2014 Daytona 500: An Earnhardt Is Back on Top

February 24, 2014

From the look on his face shortly after the 55th running of the Daytona 500, it would have been difficult to guess that Dale Earnhardt Jr. is nearing his 40th birthday.

The 11-time recipient of NASCAR’s Most Popular Driver award, who picked up nicknames such as “Junebug” and “Junior” early on in his career, will likely be known as “Dale’s kid” for as long as he puts on a firesuit and straps himself into a racecar.

But for as much as the fans’ perception of Junior will forever keep him young metaphorically, the struggles he has endured over his 16-year Sprint Cup Series career have almost certainly taken their toll.

Before last night’s victory, which marks the second time Earnhardt has won the Great American Race (the other coming in 2004), it had been 55 races since he had seen Victory Lane. Five times he finished runner-up in 2013.

Though tying his near misses back to just last year sort of does a disservice to the greater point. It hasn’t just been a tough last year and a half for Earnhardt; it’s been a tough career.

Imagine being NASCAR’s equivalent to the son of Michael Jordan (though Kyle Petty might have something to say about that).
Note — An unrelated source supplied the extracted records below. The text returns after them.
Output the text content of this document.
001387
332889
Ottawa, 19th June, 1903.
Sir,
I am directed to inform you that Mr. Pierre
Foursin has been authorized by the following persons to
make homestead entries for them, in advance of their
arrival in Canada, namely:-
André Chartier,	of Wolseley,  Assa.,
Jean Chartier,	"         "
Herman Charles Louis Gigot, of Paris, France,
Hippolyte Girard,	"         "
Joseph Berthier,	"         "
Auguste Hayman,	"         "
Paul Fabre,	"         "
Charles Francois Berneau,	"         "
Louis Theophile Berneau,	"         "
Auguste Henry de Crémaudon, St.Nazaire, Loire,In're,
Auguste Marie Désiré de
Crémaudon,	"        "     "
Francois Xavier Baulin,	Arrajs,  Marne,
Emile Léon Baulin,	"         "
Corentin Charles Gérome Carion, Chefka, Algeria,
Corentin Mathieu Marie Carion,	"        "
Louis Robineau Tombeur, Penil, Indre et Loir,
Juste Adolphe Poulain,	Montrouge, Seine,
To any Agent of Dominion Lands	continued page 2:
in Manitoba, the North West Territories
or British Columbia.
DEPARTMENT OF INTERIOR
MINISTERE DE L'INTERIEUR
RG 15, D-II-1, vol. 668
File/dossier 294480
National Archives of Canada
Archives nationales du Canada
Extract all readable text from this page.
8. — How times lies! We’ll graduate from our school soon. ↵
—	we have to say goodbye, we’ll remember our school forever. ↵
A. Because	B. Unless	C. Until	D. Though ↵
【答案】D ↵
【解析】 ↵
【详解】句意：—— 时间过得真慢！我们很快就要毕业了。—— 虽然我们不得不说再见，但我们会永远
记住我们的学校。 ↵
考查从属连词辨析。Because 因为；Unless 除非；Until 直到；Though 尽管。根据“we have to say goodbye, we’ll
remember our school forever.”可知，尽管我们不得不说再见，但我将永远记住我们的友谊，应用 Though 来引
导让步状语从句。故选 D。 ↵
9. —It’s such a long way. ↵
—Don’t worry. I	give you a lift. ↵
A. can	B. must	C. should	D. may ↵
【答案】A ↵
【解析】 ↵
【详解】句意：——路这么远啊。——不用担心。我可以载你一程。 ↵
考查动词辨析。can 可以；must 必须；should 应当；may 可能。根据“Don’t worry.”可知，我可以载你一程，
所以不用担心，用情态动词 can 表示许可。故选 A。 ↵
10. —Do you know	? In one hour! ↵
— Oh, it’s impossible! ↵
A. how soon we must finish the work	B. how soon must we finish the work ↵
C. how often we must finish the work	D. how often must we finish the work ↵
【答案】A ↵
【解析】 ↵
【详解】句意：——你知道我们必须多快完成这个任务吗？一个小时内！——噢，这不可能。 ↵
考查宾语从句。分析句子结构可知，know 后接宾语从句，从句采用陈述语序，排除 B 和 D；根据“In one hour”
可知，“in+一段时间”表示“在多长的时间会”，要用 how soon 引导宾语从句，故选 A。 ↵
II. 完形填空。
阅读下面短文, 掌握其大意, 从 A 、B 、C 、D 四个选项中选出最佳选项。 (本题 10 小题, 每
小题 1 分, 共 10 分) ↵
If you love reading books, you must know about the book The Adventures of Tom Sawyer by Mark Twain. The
Junior has never shied away from the pressure that comes with performing for the majority of his father’s fans, who changed their allegiance from the No. 3 to the No. 8 when Dale Sr. passed away on the last lap of the 2001 Daytona 500.

Some might say that Junior hasn’t exactly lived up to the billing for him, though. Sixteen seasons on NASCAR’s top circuit. Zero championships. Just 20 wins.

Then there’s the switching teams saga of 2007, when Junior decided to sign with Hendrick Motorsports rather than continue driving for DEI, the company founded by his father. It was an ugly situation that seemed to pit stepmother against son for the right to his father’s legacy.

In the end, that feud seems small compared to what transpired in the years since. Signing with Hendrick Motorsports was, to once again draw similarities to the NBA, like LeBron James signing with the Miami Heat after failing to win a championship with his hometown Cavaliers. Earnhardt Jr. went to Hendrick Motorsports to do one thing: win a championship.

But unlike James, Earnhardt has yet to cash in on his investment. To make matters worse, the equipment required to do so is definitely available with his new team.

Teammate Jimmie Johnson has won not one, not two, not three, not four, not five…but six championships with Hendrick.

So while it was just one race, both diehard racing fans and new age statistics types alike can agree that last night’s victory was huge for the driver of the No. 88 National Guard Chevrolet.

Under the new Sprint Cup Series rules, drivers who win a race during the 26-race “regular season” automatically qualify for the 10-race Chase for the Cup playoff.

“They’re going to make Chase plans now. They’re very flexible in what they can try,” said Denny Hamlin, who finished runner-up to Earnhardt in the race.

Flexibility is one of the things NASCAR hopes will prompt drivers to make more exciting decisions leading up to the chase. At any rate, it should give drivers increased confidence about their chances after a victory.

“We’re going for the jugular this year,” said Earnhardt.

Hopefully that means we can finally see Junior being Junior more often. Because it was pretty damn cool when we saw it at the end of last night.